Depois, da Grécia e para o ministro Adjunto Eduardo Cabrita há ainda uma coroa de louro (metal banhado a ouro) e uma outra mais pequena para a secretária de Estado para a Cidadania e a Igualdade. Por fim, a escultura em madeira preta de Moçambique, e oferecida à ministra da Presidência e da Modernização Administrativa, está no gabinete de Maria Manuel Leitão Marques.

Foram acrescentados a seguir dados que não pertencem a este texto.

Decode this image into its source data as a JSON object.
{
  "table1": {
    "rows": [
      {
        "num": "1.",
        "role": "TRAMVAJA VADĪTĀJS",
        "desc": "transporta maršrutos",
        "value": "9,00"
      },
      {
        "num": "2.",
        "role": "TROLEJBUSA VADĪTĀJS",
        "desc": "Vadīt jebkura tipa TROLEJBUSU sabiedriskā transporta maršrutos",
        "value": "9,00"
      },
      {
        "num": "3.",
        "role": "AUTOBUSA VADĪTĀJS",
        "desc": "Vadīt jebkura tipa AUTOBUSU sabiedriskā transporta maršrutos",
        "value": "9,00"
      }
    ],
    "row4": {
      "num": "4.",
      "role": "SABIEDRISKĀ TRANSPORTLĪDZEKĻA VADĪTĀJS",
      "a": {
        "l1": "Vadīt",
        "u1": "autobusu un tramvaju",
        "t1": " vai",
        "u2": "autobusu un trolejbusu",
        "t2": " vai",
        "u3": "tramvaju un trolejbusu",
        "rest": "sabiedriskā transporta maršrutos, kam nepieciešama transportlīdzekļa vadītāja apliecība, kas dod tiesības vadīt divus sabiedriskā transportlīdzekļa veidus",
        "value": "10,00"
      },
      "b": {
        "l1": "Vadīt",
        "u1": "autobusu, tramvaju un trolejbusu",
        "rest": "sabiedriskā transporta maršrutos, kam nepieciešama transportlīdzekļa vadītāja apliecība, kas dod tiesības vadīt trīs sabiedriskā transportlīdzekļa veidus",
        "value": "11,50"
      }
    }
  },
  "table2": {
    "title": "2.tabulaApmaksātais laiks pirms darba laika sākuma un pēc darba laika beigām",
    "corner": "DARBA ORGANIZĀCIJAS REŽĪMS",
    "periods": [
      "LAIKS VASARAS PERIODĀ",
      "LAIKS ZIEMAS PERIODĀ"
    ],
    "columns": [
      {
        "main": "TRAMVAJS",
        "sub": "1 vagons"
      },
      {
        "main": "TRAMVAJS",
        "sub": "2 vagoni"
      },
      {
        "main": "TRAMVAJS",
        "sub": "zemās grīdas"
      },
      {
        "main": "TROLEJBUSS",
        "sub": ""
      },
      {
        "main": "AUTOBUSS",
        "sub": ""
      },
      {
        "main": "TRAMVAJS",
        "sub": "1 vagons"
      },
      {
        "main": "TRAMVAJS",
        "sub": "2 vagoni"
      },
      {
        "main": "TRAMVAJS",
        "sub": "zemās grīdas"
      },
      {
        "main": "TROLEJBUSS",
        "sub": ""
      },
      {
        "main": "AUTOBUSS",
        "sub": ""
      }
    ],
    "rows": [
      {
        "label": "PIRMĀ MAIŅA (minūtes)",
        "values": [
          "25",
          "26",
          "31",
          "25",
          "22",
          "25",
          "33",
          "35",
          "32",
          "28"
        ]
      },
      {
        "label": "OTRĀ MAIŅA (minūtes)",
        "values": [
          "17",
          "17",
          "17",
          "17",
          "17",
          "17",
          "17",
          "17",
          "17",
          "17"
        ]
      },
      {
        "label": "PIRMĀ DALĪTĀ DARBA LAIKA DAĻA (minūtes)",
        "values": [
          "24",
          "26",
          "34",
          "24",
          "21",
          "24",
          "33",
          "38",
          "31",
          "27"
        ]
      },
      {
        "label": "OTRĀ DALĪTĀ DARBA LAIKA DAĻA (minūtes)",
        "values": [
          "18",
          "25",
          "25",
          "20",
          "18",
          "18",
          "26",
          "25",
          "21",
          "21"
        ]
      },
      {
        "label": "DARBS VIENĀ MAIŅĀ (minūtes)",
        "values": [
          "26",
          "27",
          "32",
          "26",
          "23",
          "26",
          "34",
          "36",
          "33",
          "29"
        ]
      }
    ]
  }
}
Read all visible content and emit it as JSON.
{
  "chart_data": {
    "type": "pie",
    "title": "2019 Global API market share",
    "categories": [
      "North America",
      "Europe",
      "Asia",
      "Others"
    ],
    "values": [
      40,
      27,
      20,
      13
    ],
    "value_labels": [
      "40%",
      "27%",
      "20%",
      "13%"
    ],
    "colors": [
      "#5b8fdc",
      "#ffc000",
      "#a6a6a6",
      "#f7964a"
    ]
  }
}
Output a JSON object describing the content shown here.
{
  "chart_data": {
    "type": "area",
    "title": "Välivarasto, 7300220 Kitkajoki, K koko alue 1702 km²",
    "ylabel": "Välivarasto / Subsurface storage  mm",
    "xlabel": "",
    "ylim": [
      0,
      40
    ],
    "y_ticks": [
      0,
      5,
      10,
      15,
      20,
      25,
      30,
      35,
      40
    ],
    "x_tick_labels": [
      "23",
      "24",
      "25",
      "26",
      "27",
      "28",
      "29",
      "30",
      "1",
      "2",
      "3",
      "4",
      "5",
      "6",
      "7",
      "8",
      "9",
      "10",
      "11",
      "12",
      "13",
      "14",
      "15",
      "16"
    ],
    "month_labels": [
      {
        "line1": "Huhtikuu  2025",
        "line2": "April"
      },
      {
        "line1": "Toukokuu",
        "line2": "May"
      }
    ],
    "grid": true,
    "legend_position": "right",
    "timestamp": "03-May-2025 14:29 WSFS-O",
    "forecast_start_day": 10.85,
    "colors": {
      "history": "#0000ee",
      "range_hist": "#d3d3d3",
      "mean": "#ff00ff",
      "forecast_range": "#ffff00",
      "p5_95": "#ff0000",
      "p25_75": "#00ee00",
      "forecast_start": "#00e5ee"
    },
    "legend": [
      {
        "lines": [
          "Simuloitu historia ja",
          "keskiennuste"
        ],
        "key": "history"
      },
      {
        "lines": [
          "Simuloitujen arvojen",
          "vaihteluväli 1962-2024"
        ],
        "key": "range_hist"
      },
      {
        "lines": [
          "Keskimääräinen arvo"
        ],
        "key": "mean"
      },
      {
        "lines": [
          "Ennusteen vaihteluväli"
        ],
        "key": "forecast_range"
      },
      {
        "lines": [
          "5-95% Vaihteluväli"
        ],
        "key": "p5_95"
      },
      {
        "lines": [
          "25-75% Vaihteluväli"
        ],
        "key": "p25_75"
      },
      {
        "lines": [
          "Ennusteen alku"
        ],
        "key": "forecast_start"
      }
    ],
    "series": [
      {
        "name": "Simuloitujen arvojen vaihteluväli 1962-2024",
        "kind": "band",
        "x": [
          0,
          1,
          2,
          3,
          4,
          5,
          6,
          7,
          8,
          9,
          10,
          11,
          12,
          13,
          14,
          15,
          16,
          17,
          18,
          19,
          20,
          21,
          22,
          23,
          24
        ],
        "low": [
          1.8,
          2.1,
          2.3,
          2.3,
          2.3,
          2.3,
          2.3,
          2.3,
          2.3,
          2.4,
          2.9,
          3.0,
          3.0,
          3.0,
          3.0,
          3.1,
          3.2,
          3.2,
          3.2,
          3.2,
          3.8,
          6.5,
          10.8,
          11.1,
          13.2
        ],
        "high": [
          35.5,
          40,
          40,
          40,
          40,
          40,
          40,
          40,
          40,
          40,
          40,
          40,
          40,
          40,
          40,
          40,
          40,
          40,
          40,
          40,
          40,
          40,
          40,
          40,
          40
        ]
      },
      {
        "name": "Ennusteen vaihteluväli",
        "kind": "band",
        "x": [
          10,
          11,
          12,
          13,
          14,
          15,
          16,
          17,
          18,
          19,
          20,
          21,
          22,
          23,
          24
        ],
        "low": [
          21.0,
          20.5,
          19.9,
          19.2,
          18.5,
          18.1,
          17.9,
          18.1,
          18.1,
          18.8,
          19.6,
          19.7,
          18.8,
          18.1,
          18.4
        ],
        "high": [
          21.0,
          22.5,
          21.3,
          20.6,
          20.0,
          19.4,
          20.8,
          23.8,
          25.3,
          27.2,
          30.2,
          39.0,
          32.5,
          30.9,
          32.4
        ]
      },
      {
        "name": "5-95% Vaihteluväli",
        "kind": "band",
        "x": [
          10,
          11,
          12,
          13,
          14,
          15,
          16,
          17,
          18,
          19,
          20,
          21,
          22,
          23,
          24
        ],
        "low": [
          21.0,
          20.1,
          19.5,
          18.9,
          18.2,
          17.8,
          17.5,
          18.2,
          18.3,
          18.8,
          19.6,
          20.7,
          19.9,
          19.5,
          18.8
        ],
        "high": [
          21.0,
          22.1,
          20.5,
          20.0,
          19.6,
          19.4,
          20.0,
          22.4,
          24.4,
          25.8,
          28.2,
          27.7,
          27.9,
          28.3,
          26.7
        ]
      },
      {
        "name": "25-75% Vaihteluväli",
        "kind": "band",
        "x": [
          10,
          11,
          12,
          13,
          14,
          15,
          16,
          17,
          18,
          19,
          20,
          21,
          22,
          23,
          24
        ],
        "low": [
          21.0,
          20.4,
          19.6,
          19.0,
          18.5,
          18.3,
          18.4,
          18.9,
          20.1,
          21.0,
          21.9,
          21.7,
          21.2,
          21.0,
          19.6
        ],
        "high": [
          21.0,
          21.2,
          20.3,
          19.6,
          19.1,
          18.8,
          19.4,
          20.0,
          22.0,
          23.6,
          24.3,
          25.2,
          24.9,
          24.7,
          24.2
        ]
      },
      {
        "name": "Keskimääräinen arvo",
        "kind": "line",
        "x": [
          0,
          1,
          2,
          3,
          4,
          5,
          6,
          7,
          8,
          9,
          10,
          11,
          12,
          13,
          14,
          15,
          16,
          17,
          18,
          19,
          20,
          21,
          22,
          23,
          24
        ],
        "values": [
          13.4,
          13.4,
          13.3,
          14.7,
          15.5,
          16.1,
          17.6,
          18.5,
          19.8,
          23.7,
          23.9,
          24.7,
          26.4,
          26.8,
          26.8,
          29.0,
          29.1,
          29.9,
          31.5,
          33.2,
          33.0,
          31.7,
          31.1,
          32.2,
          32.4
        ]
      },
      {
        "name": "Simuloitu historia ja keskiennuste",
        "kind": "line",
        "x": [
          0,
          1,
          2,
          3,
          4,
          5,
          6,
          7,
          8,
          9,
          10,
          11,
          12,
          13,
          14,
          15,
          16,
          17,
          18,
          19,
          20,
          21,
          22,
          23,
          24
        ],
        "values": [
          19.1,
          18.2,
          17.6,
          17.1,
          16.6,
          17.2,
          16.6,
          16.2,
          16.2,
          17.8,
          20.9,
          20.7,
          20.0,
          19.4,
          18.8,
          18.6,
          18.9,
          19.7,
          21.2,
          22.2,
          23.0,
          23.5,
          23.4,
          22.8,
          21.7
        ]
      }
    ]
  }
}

O código de conduta vincula todos os membros do Governo e dos gabinetes. Aplica-se “ainda, com as devidas adaptações, a todos os dirigentes superiores da Administração Pública sob a direcção do Governo, bem como aos dirigentes e gestores de institutos e de empresas públicas”. Determina “um condicionamento da integridade e imparcialidade do exercício de funções quando haja aceitação de bens de valor estimado igual ou superior a 150 euros”. Se uma recusa puder ser mal interpretada do ponto de vista protocolar e institucional, as prendas são aceites em nome do Estado.
É o caso das prendas daquele armário: “Oferta de bem que constitua ou possa ser interpretada, pela sua recusa, como uma quebra de respeito interinstitucional, designadamente no âmbito das relações entre Estados.” A justificação está no n.º 4 do artigo 8 do código de conduta e também plasmada no registo feito, pelos serviços da Presidência do Conselho de Ministros, das ofertas.
Mas há mais prendas. De acordo com a agência Lusa, é no Instituto Diplomático, no Ministério dos Negócios Estrangeiros, que estão os presentes dados ao ministro Augusto Santos Silva, à secretária de Estados dos Negócios Estrangeiros e da Cooperação e ao da Internacionalização. Entre as 12 ofertas a Santos Silva, há uma estatueta do rei Ekuikui II, “símbolo da bravura e coragem contra a ocupação colonial portuguesa”, oferecida por Angola.